I have essentially a table of numbers — a time series of measurements. Each row in the table has 5 values for the 5 different categories, and a sum row for the total of all categories.
If I take the average of each column and sum the averages together, should it equal the average of the rows’ sums (ignoring rounding error, of course)?
(I’ve got a case where the two values keep coming out different by about 30% and I’m wondering just how crazy I am.)
Update: See below — I was (slightly) crazy and had an error in my code.
The average of the entries in a column is the sum of the entries in that column, divided by the number of entries. The number of entries is the number of rows. So the sum of the averages is the sum of all the entries in the table, divided by the number of rows.
The average of the row sums is the sum of all entries in the table divided by the number of rows, so you should get the same number either way.
Sigh!! Found my problem — it was a stupid “dupe error” in my code. I was looking for an error in the “average of sums” logic, but it was in the “sum of averages” logic — referencing the wrong variable.
Well, anyway, we’ve demonstrated about 5 ways from Sunday that the sum of averages really IS equal to the average of sums, in case that’s important to anyone in the future.
Generally no is correct, it is only the same in specific cases.
Sum(x) / Sum(y) not equal to Sum (x/y) / n
where n is the total entries x is row entries and y is column entries.
only true if all of the y’s are equal
eg: (1/2 + 3/5)/2 = 11/20
(1+3)/(2+5) = 4/7
Where as if y is equal (1/7 + 4/7)/2 = 5/14
(1+4)/(7+7) = 5/14
PS Sorry about posting on dead thread just want it to be right for anyone else looking.
Actually Steve could be correct. I’ll give you a simple example and then explain why intelligent people can come up with different answers because in a way, they’re both “right.”
First row: 5; 6;
Second row: 1; 2;
Third row: 3; 4;
If you do either the sum of the averages or average of the sums as Daniel asked, then you’ll get 7 as the answer. If however, you remove the 1 leaving a hole in your table, then your average of the sums drops to 6 2/3 and your sum of the averages increases to 8.
If your table of data has blanks or missing data points, then the two are almost never the same. If the table of data is equally/evenly distributed without any missing points or holes in the table, then they should always be the same. Anybody can test this out with MS Excel and the =RAND() function. Generate a table with any number of rows/columns and fill in the rows and columns with random numbers or let it generate random numbers for you. Then use =AVERAGE() to average the columns and =SUM() to add up the averages. Then reverse the process and use =SUM() to add the rows and =AVERAGE() to average the sums. If the table is complete, then the two numbers will be precisely the same. If however, your data for any reason is missing entries, then it can vary by a great percentage. Just start deleting data points in the middle of the table and watch the two results greatly fluctuate.
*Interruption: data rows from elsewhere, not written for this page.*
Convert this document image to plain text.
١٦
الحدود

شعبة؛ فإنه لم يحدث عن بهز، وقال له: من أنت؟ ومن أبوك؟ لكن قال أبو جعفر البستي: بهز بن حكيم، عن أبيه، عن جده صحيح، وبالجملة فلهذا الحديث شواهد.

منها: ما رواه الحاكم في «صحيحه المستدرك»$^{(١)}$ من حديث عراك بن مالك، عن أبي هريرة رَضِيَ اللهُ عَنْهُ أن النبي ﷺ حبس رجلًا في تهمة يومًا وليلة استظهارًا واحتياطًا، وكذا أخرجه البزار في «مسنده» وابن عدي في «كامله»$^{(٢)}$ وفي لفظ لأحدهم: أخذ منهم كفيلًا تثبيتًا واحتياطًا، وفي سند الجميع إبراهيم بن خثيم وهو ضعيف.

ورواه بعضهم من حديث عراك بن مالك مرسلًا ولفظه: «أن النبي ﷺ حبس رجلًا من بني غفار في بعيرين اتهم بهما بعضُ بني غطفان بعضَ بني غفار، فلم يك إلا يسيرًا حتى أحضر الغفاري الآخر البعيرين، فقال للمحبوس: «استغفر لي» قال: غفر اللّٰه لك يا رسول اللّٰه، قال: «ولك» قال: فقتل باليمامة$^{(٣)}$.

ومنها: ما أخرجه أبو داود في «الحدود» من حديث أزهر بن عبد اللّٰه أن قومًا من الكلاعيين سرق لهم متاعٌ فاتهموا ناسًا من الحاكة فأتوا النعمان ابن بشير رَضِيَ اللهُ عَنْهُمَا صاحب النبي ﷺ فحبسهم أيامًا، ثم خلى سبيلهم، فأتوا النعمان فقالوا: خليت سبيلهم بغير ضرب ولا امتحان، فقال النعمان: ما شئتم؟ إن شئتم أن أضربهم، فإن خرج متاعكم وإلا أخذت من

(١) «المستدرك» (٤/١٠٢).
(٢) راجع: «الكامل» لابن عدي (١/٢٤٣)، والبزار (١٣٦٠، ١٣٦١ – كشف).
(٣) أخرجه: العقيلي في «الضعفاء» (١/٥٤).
Also of notes is if you flip the rows and columns then you get completely different results, so make sure you’re consistent. If you average the rows in the above example and sum the averages, or sum the columns and average the sums, then you get 10.5 with a complete table and 11 and 10, respectively with the 1 missing.
mixed math is correct. take 3 columns; 10 10s, 5 1s and 2,3,5,6,6,7,9,10 (8 values from rand), don’t average blanks.
avg of avgs is 5.67; avg of all values is 6.65.
@Mixed math; it is ok to answer an old thread. This stuff, truth or truthy, lives forever on the internet
If I take the average of each column and sum the averages together,
should it equal the average of the rows’ sums (ignoring rounding
error, of course)?
There seems to be some confusion on the correct answer, and as this comes up on the first page of Google I thought it worth throwing in my 2 cents in an attempt to clarify.
As a number of people have already said the “sum of averages is equal to the average of sums” (Google that if you want more info). The Linear Combination of Random Variables Theory clearly shows this as well. A bit of math also shows that irrelevant to which way you calculate the final average your doing the same thing. Which is to add all the scores up and divide by how many there are.
The confusion is coming in because the multiplication of averages does not always equal the average of the multiplications, and that was one of the examples someone (other than the initial poster) used. Once you start multiplying any of the inputs by anything other than a constant you expect different answers. Or to put it another way we don’t expect the sum of products to equal the product of sums.
Someone also mentioned that having blanks ‘breaks’ this rule. I’d agree with this too.